Push payloads carry only fixed wording and opaque ids resolved after unlock. No name, note, title, or location is ever sent.

A departed staff member’s device keeps a cached key

Role removal stops future key delivery, and the generation scheme lets a clinic rotate so a cached key opens only pre-rotation data. Rotation is forward-looking and still being rolled out.
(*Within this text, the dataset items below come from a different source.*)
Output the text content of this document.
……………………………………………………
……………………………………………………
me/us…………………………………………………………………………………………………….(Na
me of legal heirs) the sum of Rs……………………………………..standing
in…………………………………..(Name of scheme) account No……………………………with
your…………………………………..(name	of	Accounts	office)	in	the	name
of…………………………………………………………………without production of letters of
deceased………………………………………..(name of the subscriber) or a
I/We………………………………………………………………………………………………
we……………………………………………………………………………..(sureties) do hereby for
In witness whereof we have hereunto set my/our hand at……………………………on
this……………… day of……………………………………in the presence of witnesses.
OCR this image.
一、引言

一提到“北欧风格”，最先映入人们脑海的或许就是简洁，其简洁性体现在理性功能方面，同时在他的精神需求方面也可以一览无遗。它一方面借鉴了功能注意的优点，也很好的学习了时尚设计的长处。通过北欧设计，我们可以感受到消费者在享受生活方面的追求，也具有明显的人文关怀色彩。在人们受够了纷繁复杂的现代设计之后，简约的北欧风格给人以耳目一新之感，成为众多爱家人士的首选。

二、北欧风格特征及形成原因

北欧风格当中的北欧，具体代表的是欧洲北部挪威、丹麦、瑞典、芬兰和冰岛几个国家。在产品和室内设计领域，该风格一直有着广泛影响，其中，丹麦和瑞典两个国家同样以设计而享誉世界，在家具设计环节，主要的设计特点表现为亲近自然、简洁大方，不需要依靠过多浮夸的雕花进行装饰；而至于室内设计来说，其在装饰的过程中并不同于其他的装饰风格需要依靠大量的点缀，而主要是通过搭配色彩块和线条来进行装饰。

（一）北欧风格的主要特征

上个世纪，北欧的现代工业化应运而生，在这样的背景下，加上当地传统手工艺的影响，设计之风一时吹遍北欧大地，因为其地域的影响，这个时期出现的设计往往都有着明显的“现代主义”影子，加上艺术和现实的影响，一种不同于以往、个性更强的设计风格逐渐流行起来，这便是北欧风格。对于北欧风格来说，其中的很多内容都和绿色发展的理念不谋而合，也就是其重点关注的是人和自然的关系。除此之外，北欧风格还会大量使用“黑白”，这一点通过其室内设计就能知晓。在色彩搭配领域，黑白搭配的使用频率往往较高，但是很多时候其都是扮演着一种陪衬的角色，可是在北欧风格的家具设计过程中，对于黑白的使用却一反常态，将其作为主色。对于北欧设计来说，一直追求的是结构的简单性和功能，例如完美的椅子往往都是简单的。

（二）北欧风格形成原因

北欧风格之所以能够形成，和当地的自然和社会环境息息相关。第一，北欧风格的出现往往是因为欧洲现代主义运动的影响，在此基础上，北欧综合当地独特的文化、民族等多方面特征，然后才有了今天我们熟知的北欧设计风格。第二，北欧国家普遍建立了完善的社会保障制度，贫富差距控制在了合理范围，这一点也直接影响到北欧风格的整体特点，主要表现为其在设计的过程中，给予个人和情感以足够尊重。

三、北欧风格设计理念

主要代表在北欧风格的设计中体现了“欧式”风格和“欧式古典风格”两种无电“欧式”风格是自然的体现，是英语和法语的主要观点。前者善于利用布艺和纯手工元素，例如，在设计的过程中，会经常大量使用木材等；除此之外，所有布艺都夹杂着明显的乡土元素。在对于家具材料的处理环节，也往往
An authorized insider over-reaching within a clinic

Limited by the access rules, not by encryption, since the clinic key opens all clinic records. Stated plainly rather than overclaimed.

Compliance

Where BrightPath stands on compliance

BrightPath is built primarily for Ontario clinics, so PHIPA is the reference point, with the HIPAA Security Rule used as a control framework for anyone working in a US context. The technical safeguards, field-level encryption, role-based access control, and a consent lifecycle, are real and tested. The open work is operational: tamper-proof read auditing, key rotation and revocation, a breach-response workflow, a retention schedule, and enforced staff multi-factor authentication. We would rather tell you that plainly than claim a finished compliance program we do not have.

  • Encrypting PHI at rest and in transit maps to the HIPAA Security Rule’s technical safeguards, and, kept properly, supports the breach-notification safe harbor for a lost or stolen device.
  • PHIPA expects a written, public statement of safeguards. This page and the privacy policy are part of that.
  • A clinic remains the custodian of its data. Using BrightPath does not move that responsibility, and a written safeguards agreement covers the relationship.
  • No SOC 2 or HITRUST attestation is claimed. If BrightPath earns one, it will say so here with the report behind it.